FCC to Investigate US Mobile Phone Location-Revealing FlawSenator Urges US Communications Regulator to Expand Inquiry
Following a report that a website flaw could have been easily exploited to track the location of cellular phone users throughout the country, the U.S. Federal Communications Commission has referred the matter to its enforcement bureau for investigation.
The error involved the website of LocationSmart, which tracks and sells the location of mobile phone users. The flaw could have been exploited to track any user of a mobile device registered via a major U.S. cellular carrier in real time with an accuracy that appears to vary from 100 yards to 1.5 miles (see Real-Time Mobile Phone Location Tracking: Questions Mount).
Sen. Ron Wyden, D-Oregon, who last week called on FCC Chairman Ajit Pai to investigate location tracking services, praised the move to investigate. "I'm pleased the FCC is opening an investigation into the reported data leak by LocationSmart," he said.

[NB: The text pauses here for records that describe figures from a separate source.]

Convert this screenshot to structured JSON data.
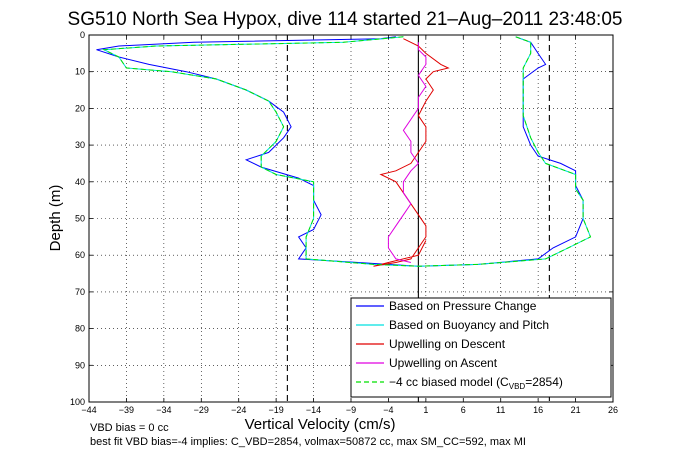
{
  "chart_data": {
    "type": "line",
    "title": "SG510 North Sea Hypox, dive 114 started 21–Aug–2011 23:48:05",
    "xlabel": "Vertical Velocity (cm/s)",
    "ylabel": "Depth (m)",
    "xlim": [
      -44,
      26
    ],
    "ylim": [
      0,
      100
    ],
    "y_reversed": true,
    "grid": true,
    "x_ticks": [
      -44,
      -39,
      -34,
      -29,
      -24,
      -19,
      -14,
      -9,
      -4,
      1,
      6,
      11,
      16,
      21,
      26
    ],
    "x_tick_labels": [
      "−44",
      "−39",
      "−34",
      "−29",
      "−24",
      "−19",
      "−14",
      "−9",
      "−4",
      "1",
      "6",
      "11",
      "16",
      "21",
      "26"
    ],
    "y_ticks": [
      0,
      10,
      20,
      30,
      40,
      50,
      60,
      70,
      80,
      90,
      100
    ],
    "y_tick_labels": [
      "0",
      "10",
      "20",
      "30",
      "40",
      "50",
      "60",
      "70",
      "80",
      "90",
      "100"
    ],
    "vlines": [
      {
        "x": -17.5,
        "style": "dashed",
        "color": "#000000"
      },
      {
        "x": 17.5,
        "style": "dashed",
        "color": "#000000"
      },
      {
        "x": 0,
        "style": "solid",
        "color": "#000000"
      }
    ],
    "legend_position": "bottom-right",
    "series": [
      {
        "name": "Based on Pressure Change",
        "color": "#0000ff",
        "points": [
          [
            -3,
            0.5
          ],
          [
            -5,
            1
          ],
          [
            -30,
            2
          ],
          [
            -40,
            3
          ],
          [
            -43,
            4
          ],
          [
            -40,
            6
          ],
          [
            -36,
            8
          ],
          [
            -31,
            10
          ],
          [
            -27,
            12
          ],
          [
            -23,
            15
          ],
          [
            -20,
            18
          ],
          [
            -18,
            21
          ],
          [
            -17,
            25
          ],
          [
            -18,
            28
          ],
          [
            -20,
            32
          ],
          [
            -23,
            34
          ],
          [
            -21,
            36
          ],
          [
            -16,
            39
          ],
          [
            -14,
            41
          ],
          [
            -14,
            45
          ],
          [
            -13,
            49
          ],
          [
            -14,
            53
          ],
          [
            -16,
            55
          ],
          [
            -15,
            58
          ],
          [
            -16,
            61
          ],
          [
            -8,
            62
          ],
          [
            0,
            63
          ],
          [
            8,
            62.5
          ],
          [
            16,
            61
          ],
          [
            18,
            58
          ],
          [
            21,
            55
          ],
          [
            22,
            50
          ],
          [
            22,
            45
          ],
          [
            21,
            41
          ],
          [
            21,
            37
          ],
          [
            19,
            35
          ],
          [
            16,
            33
          ],
          [
            15,
            30
          ],
          [
            14,
            25
          ],
          [
            14,
            18
          ],
          [
            14,
            12
          ],
          [
            16,
            9
          ],
          [
            17,
            8
          ],
          [
            16,
            5
          ],
          [
            15,
            2
          ],
          [
            13,
            0.5
          ]
        ]
      },
      {
        "name": "Based on Buoyancy and Pitch",
        "color": "#00e0e0",
        "points": [
          [
            -2,
            0.5
          ],
          [
            -10,
            2
          ],
          [
            -35,
            3
          ],
          [
            -42,
            4
          ],
          [
            -40,
            6
          ],
          [
            -39,
            9
          ],
          [
            -33,
            10
          ],
          [
            -27,
            12
          ],
          [
            -23,
            15
          ],
          [
            -20,
            18
          ],
          [
            -19,
            21
          ],
          [
            -18,
            25
          ],
          [
            -19,
            29
          ],
          [
            -21,
            33
          ],
          [
            -21,
            36
          ],
          [
            -19,
            38
          ],
          [
            -14,
            40
          ],
          [
            -14,
            45
          ],
          [
            -14,
            50
          ],
          [
            -15,
            55
          ],
          [
            -15,
            58
          ],
          [
            -15,
            61
          ],
          [
            -6,
            62.5
          ],
          [
            0,
            63
          ],
          [
            8,
            62.5
          ],
          [
            17,
            61
          ],
          [
            20,
            58
          ],
          [
            23,
            55
          ],
          [
            22,
            50
          ],
          [
            22,
            45
          ],
          [
            21,
            42
          ],
          [
            21,
            38
          ],
          [
            17,
            35
          ],
          [
            16,
            32
          ],
          [
            15,
            28
          ],
          [
            14,
            22
          ],
          [
            14,
            15
          ],
          [
            14,
            12
          ],
          [
            14,
            9
          ],
          [
            15,
            5
          ],
          [
            15,
            2
          ],
          [
            13,
            0.5
          ]
        ]
      },
      {
        "name": "Upwelling on Descent",
        "color": "#e00000",
        "points": [
          [
            -2,
            1
          ],
          [
            0,
            3
          ],
          [
            1,
            5
          ],
          [
            3,
            8
          ],
          [
            4,
            9
          ],
          [
            2,
            10
          ],
          [
            1,
            12
          ],
          [
            2,
            15
          ],
          [
            1,
            18
          ],
          [
            0,
            22
          ],
          [
            1,
            25
          ],
          [
            1,
            29
          ],
          [
            0,
            32
          ],
          [
            -1,
            35
          ],
          [
            -3,
            37
          ],
          [
            -5,
            38
          ],
          [
            -3,
            40
          ],
          [
            -2,
            43
          ],
          [
            -1,
            46
          ],
          [
            0,
            49
          ],
          [
            1,
            52
          ],
          [
            1,
            55
          ],
          [
            0,
            58
          ],
          [
            -1,
            61
          ],
          [
            -3,
            62
          ],
          [
            -6,
            63
          ],
          [
            -4,
            62
          ],
          [
            0,
            60
          ],
          [
            1,
            56
          ]
        ]
      },
      {
        "name": "Upwelling on Ascent",
        "color": "#e000e0",
        "points": [
          [
            -1,
            62
          ],
          [
            -3,
            61
          ],
          [
            -4,
            58
          ],
          [
            -4,
            55
          ],
          [
            -3,
            52
          ],
          [
            -2,
            49
          ],
          [
            -1,
            46
          ],
          [
            -2,
            43
          ],
          [
            -2,
            40
          ],
          [
            -1,
            37
          ],
          [
            0,
            35
          ],
          [
            -1,
            32
          ],
          [
            -1,
            29
          ],
          [
            -2,
            26
          ],
          [
            -1,
            23
          ],
          [
            0,
            20
          ],
          [
            0,
            17
          ],
          [
            1,
            14
          ],
          [
            0,
            11
          ],
          [
            1,
            8
          ],
          [
            1,
            6
          ],
          [
            0,
            4
          ],
          [
            0,
            2
          ]
        ]
      },
      {
        "name": "−4 cc biased model",
        "color": "#00e000",
        "style": "dashed",
        "points": [
          [
            -2,
            0.5
          ],
          [
            -10,
            2
          ],
          [
            -35,
            3
          ],
          [
            -42,
            4
          ],
          [
            -40,
            6
          ],
          [
            -39,
            9
          ],
          [
            -33,
            10
          ],
          [
            -27,
            12
          ],
          [
            -23,
            15
          ],
          [
            -20,
            18
          ],
          [
            -19,
            21
          ],
          [
            -18,
            25
          ],
          [
            -19,
            29
          ],
          [
            -21,
            33
          ],
          [
            -21,
            36
          ],
          [
            -19,
            38
          ],
          [
            -14,
            40
          ],
          [
            -14,
            45
          ],
          [
            -14,
            50
          ],
          [
            -15,
            55
          ],
          [
            -15,
            58
          ],
          [
            -15,
            61
          ],
          [
            -6,
            62.5
          ],
          [
            0,
            63
          ],
          [
            8,
            62.5
          ],
          [
            17,
            61
          ],
          [
            20,
            58
          ],
          [
            23,
            55
          ],
          [
            22,
            50
          ],
          [
            22,
            45
          ],
          [
            21,
            42
          ],
          [
            21,
            38
          ],
          [
            17,
            35
          ],
          [
            16,
            32
          ],
          [
            15,
            28
          ],
          [
            14,
            22
          ],
          [
            14,
            15
          ],
          [
            14,
            12
          ],
          [
            14,
            9
          ],
          [
            15,
            5
          ],
          [
            15,
            2
          ],
          [
            13,
            0.5
          ]
        ]
      }
    ],
    "legend": {
      "entries": [
        {
          "label": "Based on Pressure Change",
          "color": "#0000ff",
          "style": "solid"
        },
        {
          "label": "Based on Buoyancy and Pitch",
          "color": "#00e0e0",
          "style": "solid"
        },
        {
          "label": "Upwelling on Descent",
          "color": "#e00000",
          "style": "solid"
        },
        {
          "label": "Upwelling on Ascent",
          "color": "#e000e0",
          "style": "solid"
        },
        {
          "label_prefix": "−4 cc biased model (C",
          "label_sub": "VBD",
          "label_suffix": "=2854)",
          "color": "#00e000",
          "style": "dashed"
        }
      ]
    },
    "annotations": {
      "vbd_bias": "VBD bias = 0 cc",
      "best_fit": "best fit VBD bias=-4 implies: C_VBD=2854, volmax=50872 cc, max SM_CC=592, max MI"
    }
  }
}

But he also called on the FCC to "expand the scope of this investigation."
The FCC didn't immediately respond to a request for comment.
LocationSmart Fixes API Flaw
LocationSmart reportedly obtains location data from all of the major U.S. wireless carriers and then sells it to marketing firms and other companies.
On Friday, the Carlsbad, California-based company told Information Security Media Group that it had fixed the flaw, which involved an application programming interface error in its website.
The flaw in the company's online demonstration site was discovered by Robert Xiao, a cybersecurity researcher, who also alerted cybersecurity blogger Brian Krebs.
LocationSmart said it immediately disabled the demo site and launched an investigation, noting that Xiao appears to be the only individual aware of the flaw before it was fixed. "We have further confirmed that the vulnerability was not exploited prior to May 16th and did not result in any customer information being obtained without their permission," Brenda Schafer, a spokeswoman for LocationSmart, told ISMG.
LocationSmart has been in the news in recent days since ZDNet reported that the company supplied data to Securus Technologies, a prison technology provider which itself has been in the news after The New York Times reported that the site was allegedly abused by a former Missouri sheriff to track judges and law enforcement agents.
On Wednesday, meanwhile, Motherboard reported that a hacker appeared to have breached Securus, stolen data - including for law enforcement users - and released a spreadsheet with purloined information that "includes over 2,800 usernames, email addresses, phone numbers, and hashed passwords and security questions of Securus users, stretching from 2011 up to this year."
LocationSmart, to 3cinteractive, to Securus
Wyden said his office learned last week that Securus Technologies had been allowing users - including prison guards and sheriffs - to access location information without first ensuring that they had a valid court order to do so.
Securus said it obtained its location data from 3cinteractive, a self-described mobile marketing company based in Boca Raton, Florida, which says it obtained the location data from LocationSmart, according to Wyden's office.
Such information could have posed a risk to the privacy and physical safety of mobile phone users, Wyden warned. "A hacker could have used this site to know when you were in your house so they would know when to rob it. A predator could have tracked your child's cell phone to know when they were alone," Wyden said via Twitter.
But Wyden also called on the FCC to expand its investigation and "more broadly probe the practice of third parties buying real-time location data on Americans."
Wyden added: "The only real surprise is that it took this long for the public to learn that the wireless carriers and their business partners were demonstrating such a total disregard for Americans' privacy and safety," he added.
Conflict of Interest
The senator also called on FCC chairman Pai to recuse himself from any investigation due to a conflict of interest, noting that Pai represented Securus Technologies as an attorney in 2012, when he served as a partner at the law firm of Jenner & Block, LLP, just before he began the confirmation process to serve as the FCC chairman in May 2012.
"Chairman Pai's past work for Securus makes it untenable for Mr. Pai to lead this investigation," Wyden said. "I call on Mr. Pai to do the responsible thing and recuse himself from the investigation."